Marshall Park now has a more prominent location at the corner of N.C. 2 and Carolina Vista Drive.

Thousands of people have walked past the 10,000 pound granite monument since it was erected in 1959.

Those who have stopped to read the inscription know the stone pays homage to George Catlett Marshall.

The U.S. Army general resided in Pinehurst from 1952 until his death in 1959.

During that time, he was awarded the Nobel Peace Prize for his work to restore Europe’s economy following World War II. You may remember learning about the Marshall Plan during history class.

After serving as Chief of Staff, he was tapped for Secretary of State. He went on to become the President of the Red Cross and Secretary of Defense.

Resort officials celebrated Marshall’s role in history by placing the monument on the property in 1959 and naming the area around it Marshall Park.

It was moved in 1972 to make way for the tennis courts. Last year, it was relocated to a more prominent location at the corner of N.C. 2 and Carolina Vista Drive.

Dozens of people gathered Friday morning to re-dedicate the monument and park, paying tribute to Marshall’s leadership.

General 1

Gen. Raymond Odierno, Army Chief of Staff, speaks Friday during the ceremony.

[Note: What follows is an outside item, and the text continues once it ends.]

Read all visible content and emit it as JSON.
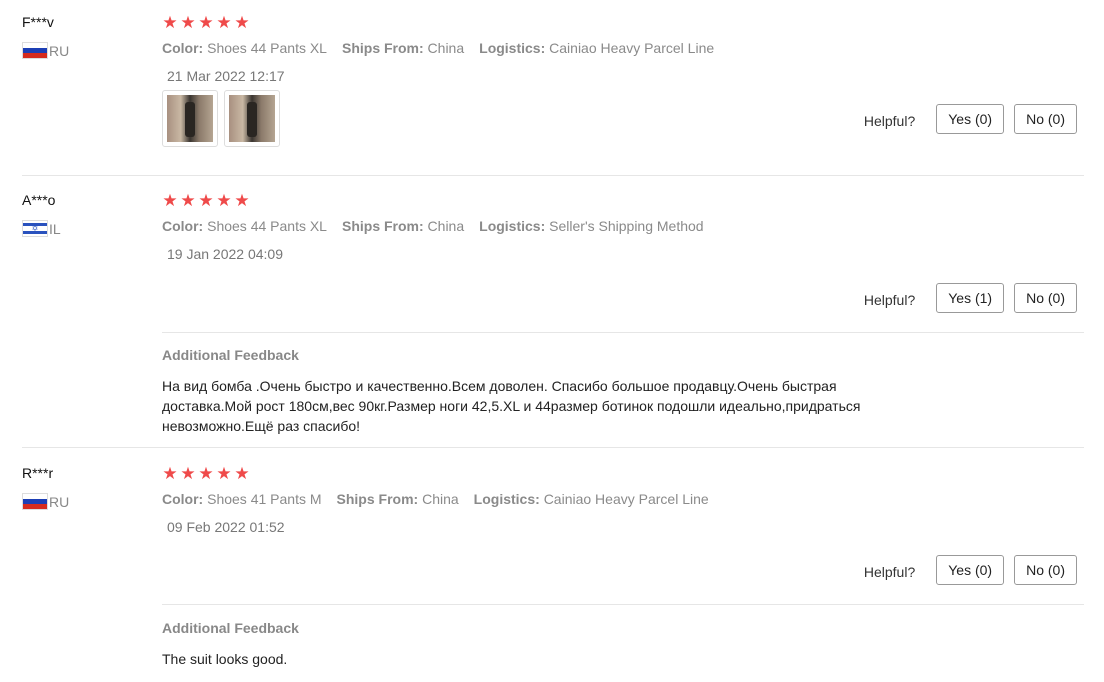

“General Marshall is by far one of the most decorated Americans who has ever lived,” said Gen. Raymond Odierno, Army Chief of Staff.

Marshall said the park’s new location is special because it’s easy to access by foot or car.

“Village officials and residents, the (Pinehurst) Community Trust and Resort worked together to ensure the park’s prominence for decades to come,” he said. “They did this to educate all those who visit Pinehurst and really honor the legacy of service which General Marshall is known.”

“General Marshall is by far one of the most decorated Americans who has ever lived.” – Gen. Raymond Odierno, Army Chief of Staff.

Odierno said Marshall and his wife, Katherine, were active members of the community, attending services at the Village Chapel and taking in movies in Southern Pines. They bought a one-story cottage on Linden Road in 1944 after a stay at the Carolina Hotel.

“They would host guests, both local and famous, at Liscombe Lodge,” he said. “But it was not for the fame that the Marshalls moved to Pinehurst, it was the sense of belonging that (they) felt here from the start. The warmth, the congeniality and the patriotism they felt every single day best defined this wonderful community of Pinehurst.”

Pinehurst native Marty McKenzie, a local history buff, said he hopes the monument’s new home will make it more accessible to both residents and visitors.

“Hopefully, we will see Scouts, schools and civic groups visit the stone and be inspired to learn more about our wonderful American history,” he said.

General army band

Members of the Army Ground Forces Band’s Brass Quintet play before the re-dedication ceremony gets underway.